Louis Antoine de Gontaut, 6th Duke of Biron (1700–1788) was Duke of Biron and a French military leader who served with distinction under Louis XV, and was made a Marshal of France in 1757.

==Biography==
He was the fourth son of Charles Armand de Gontaut, Duke of Biron, and Marie Antoinette, Duchess of Lauzun. He joined the army as an adolescent. During the War of the Polish Succession, he fought in Italy (Siege of Pizzighettone, attack on the Milan castle, Tortona, Battle of San Pietro and the Battle of Guastalla).

In the War of the Austrian Succession, he participated in 1741 in the invasion of Moravia and the Siege of Prague (1742), where he was badly wounded. After his return to France, he fought in the Battle of Dettingen (1743) and the Sieges of Menin, Furnes, Ypres and Fribourg (1744).

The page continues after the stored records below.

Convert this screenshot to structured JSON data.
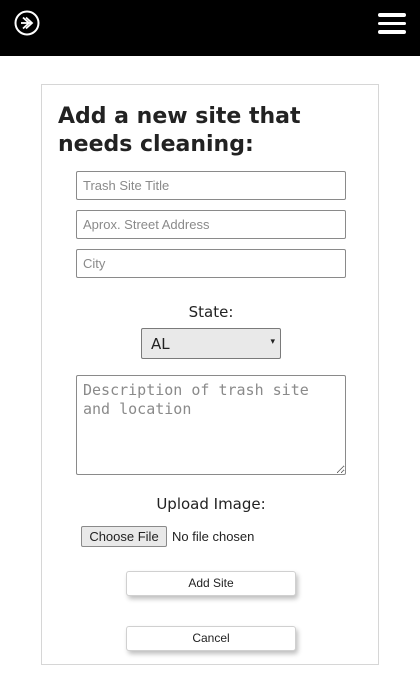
{
  "header": {
    "logo_icon": "circle-arrow-right-icon",
    "menu_icon": "hamburger-menu-icon",
    "background": "#000000"
  },
  "form": {
    "title": "Add a new site that needs cleaning:",
    "title_input": {
      "placeholder": "Trash Site Title",
      "value": ""
    },
    "address_input": {
      "placeholder": "Aprox. Street Address",
      "value": ""
    },
    "city_input": {
      "placeholder": "City",
      "value": ""
    },
    "state_label": "State:",
    "state_select": {
      "selected": "AL",
      "arrow": "▾"
    },
    "description_input": {
      "placeholder": "Description of trash site and location",
      "value": ""
    },
    "upload_label": "Upload Image:",
    "file_button_label": "Choose File",
    "file_status": "No file chosen",
    "submit_label": "Add Site",
    "cancel_label": "Cancel"
  }
}
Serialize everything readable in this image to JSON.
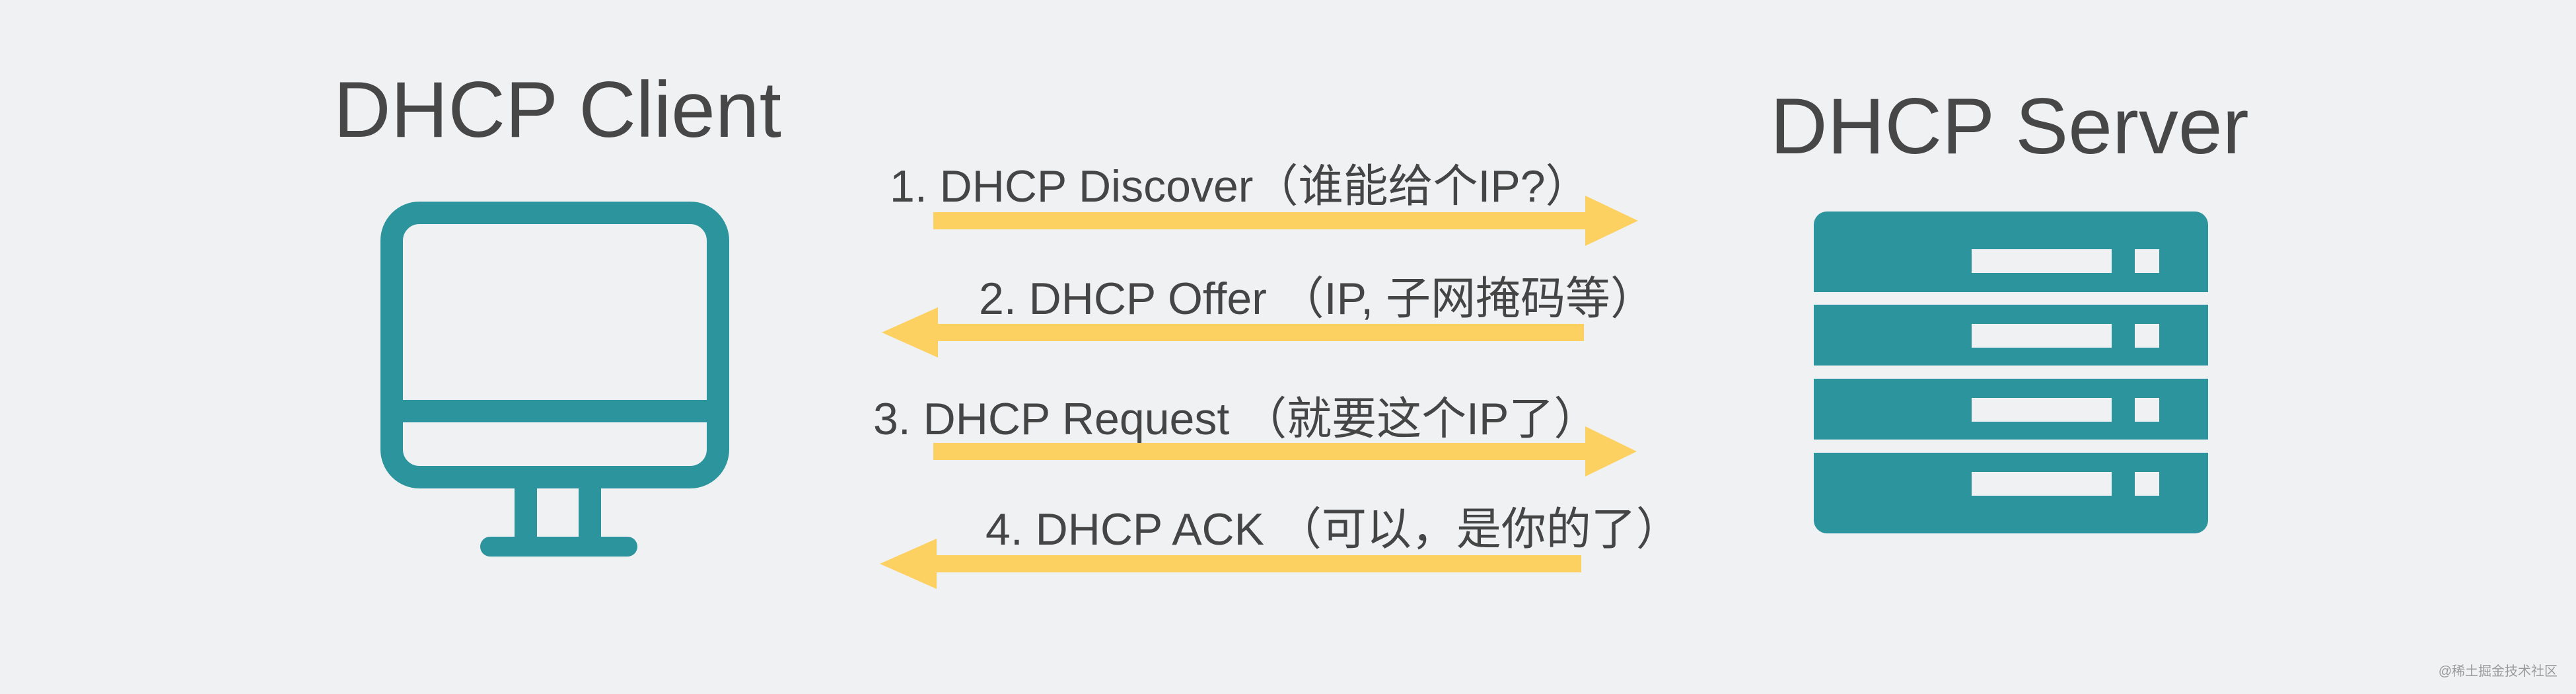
{
  "client": {
    "title": "DHCP Client",
    "icon": "computer-monitor-icon"
  },
  "server": {
    "title": "DHCP Server",
    "icon": "server-rack-icon"
  },
  "messages": [
    {
      "label": "1. DHCP Discover（谁能给个IP?）",
      "direction": "client-to-server"
    },
    {
      "label": "2. DHCP Offer （IP, 子网掩码等）",
      "direction": "server-to-client"
    },
    {
      "label": "3. DHCP Request （就要这个IP了）",
      "direction": "client-to-server"
    },
    {
      "label": "4. DHCP ACK （可以，是你的了）",
      "direction": "server-to-client"
    }
  ],
  "colors": {
    "background": "#eff1f3",
    "icon": "#2c949c",
    "arrow": "#fdd161",
    "text": "#454545"
  },
  "watermark": "@稀土掘金技术社区"
}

In 1745, during the Battle of Fontenoy, he became a hero, when he took over the command of a regiment of Gardes Françaises after its commander, Louis de Gramont, had been killed, and saved the difficult situation the regiment was in.

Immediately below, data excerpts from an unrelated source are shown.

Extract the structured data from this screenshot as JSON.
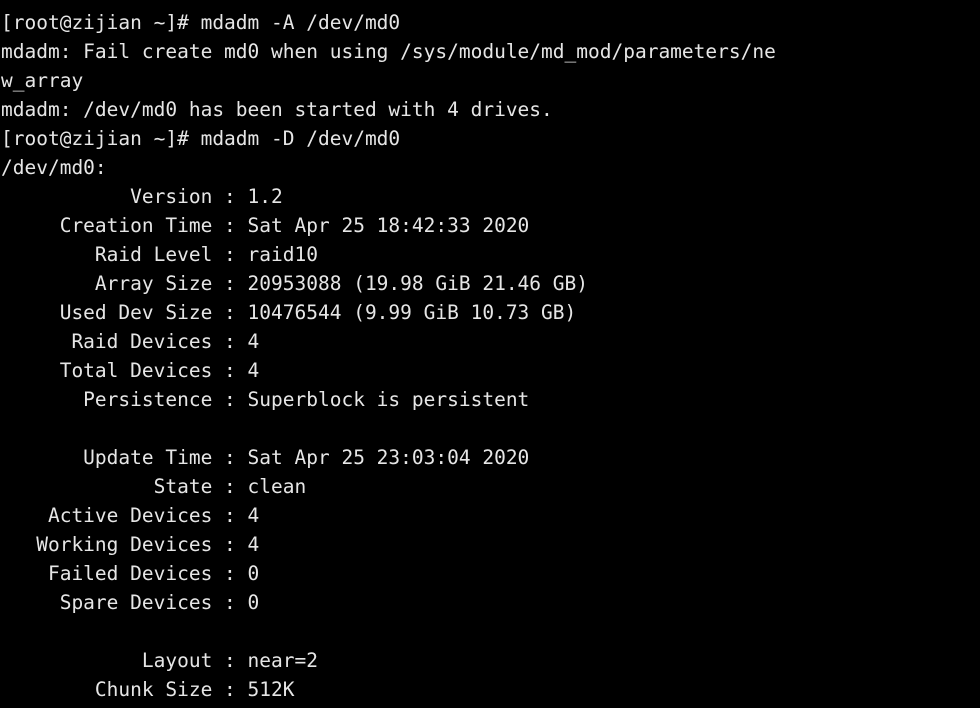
{
  "terminal": {
    "title": "root@zijian:~",
    "colors": {
      "background": "#000000",
      "foreground": "#e6e6e6"
    },
    "columns": 80,
    "prompt": "[root@zijian ~]# ",
    "clipped_top_line": "",
    "lines": [
      {
        "id": "cmd-assemble",
        "text": "[root@zijian ~]# mdadm -A /dev/md0"
      },
      {
        "id": "err-fail-create",
        "text": "mdadm: Fail create md0 when using /sys/module/md_mod/parameters/ne"
      },
      {
        "id": "err-fail-create-wrap",
        "text": "w_array"
      },
      {
        "id": "msg-started",
        "text": "mdadm: /dev/md0 has been started with 4 drives."
      },
      {
        "id": "cmd-detail",
        "text": "[root@zijian ~]# mdadm -D /dev/md0"
      },
      {
        "id": "device-header",
        "text": "/dev/md0:"
      },
      {
        "id": "row-version",
        "text": "           Version : 1.2"
      },
      {
        "id": "row-creation-time",
        "text": "     Creation Time : Sat Apr 25 18:42:33 2020"
      },
      {
        "id": "row-raid-level",
        "text": "        Raid Level : raid10"
      },
      {
        "id": "row-array-size",
        "text": "        Array Size : 20953088 (19.98 GiB 21.46 GB)"
      },
      {
        "id": "row-used-dev-size",
        "text": "     Used Dev Size : 10476544 (9.99 GiB 10.73 GB)"
      },
      {
        "id": "row-raid-devices",
        "text": "      Raid Devices : 4"
      },
      {
        "id": "row-total-devices",
        "text": "     Total Devices : 4"
      },
      {
        "id": "row-persistence",
        "text": "       Persistence : Superblock is persistent"
      },
      {
        "id": "blank-1",
        "text": ""
      },
      {
        "id": "row-update-time",
        "text": "       Update Time : Sat Apr 25 23:03:04 2020"
      },
      {
        "id": "row-state",
        "text": "             State : clean"
      },
      {
        "id": "row-active-devices",
        "text": "    Active Devices : 4"
      },
      {
        "id": "row-working-devices",
        "text": "   Working Devices : 4"
      },
      {
        "id": "row-failed-devices",
        "text": "    Failed Devices : 0"
      },
      {
        "id": "row-spare-devices",
        "text": "     Spare Devices : 0"
      },
      {
        "id": "blank-2",
        "text": ""
      },
      {
        "id": "row-layout",
        "text": "            Layout : near=2"
      },
      {
        "id": "row-chunk-size",
        "text": "        Chunk Size : 512K"
      }
    ],
    "detail": {
      "device": "/dev/md0",
      "version": "1.2",
      "creation_time": "Sat Apr 25 18:42:33 2020",
      "raid_level": "raid10",
      "array_size": "20953088 (19.98 GiB 21.46 GB)",
      "used_dev_size": "10476544 (9.99 GiB 10.73 GB)",
      "raid_devices": "4",
      "total_devices": "4",
      "persistence": "Superblock is persistent",
      "update_time": "Sat Apr 25 23:03:04 2020",
      "state": "clean",
      "active_devices": "4",
      "working_devices": "4",
      "failed_devices": "0",
      "spare_devices": "0",
      "layout": "near=2",
      "chunk_size": "512K"
    },
    "commands": [
      {
        "id": "assemble",
        "text": "mdadm -A /dev/md0"
      },
      {
        "id": "detail",
        "text": "mdadm -D /dev/md0"
      }
    ],
    "messages": [
      {
        "id": "fail-create",
        "text": "mdadm: Fail create md0 when using /sys/module/md_mod/parameters/new_array"
      },
      {
        "id": "started",
        "text": "mdadm: /dev/md0 has been started with 4 drives."
      }
    ]
  }
}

Again employed in the Army of Flanders on 1 April 1746, he commanded the reserve at the Battle of Rocoux on 11 October.
Lieutenant General at the Battle of Lauffeld on 2 July 1747, he led the final attack, and had a horse killed under him.
He became Marshal of France in 1757 at the beginning of the Seven Years' War, in which he didn't take part any more.

Biron was very popular amongst his soldiers. It is said that some of his men risked their lives to save his, when in 1770 Biron was caught in a stampede caused by fireworks.

In 1753, he bought the Hôtel Biron from Anne, Duchess of Maine, which still can be visited today as it houses the Musée Rodin.
After his death, the title of Duc de Biron passed to his nephew Armand Louis de Gontaut.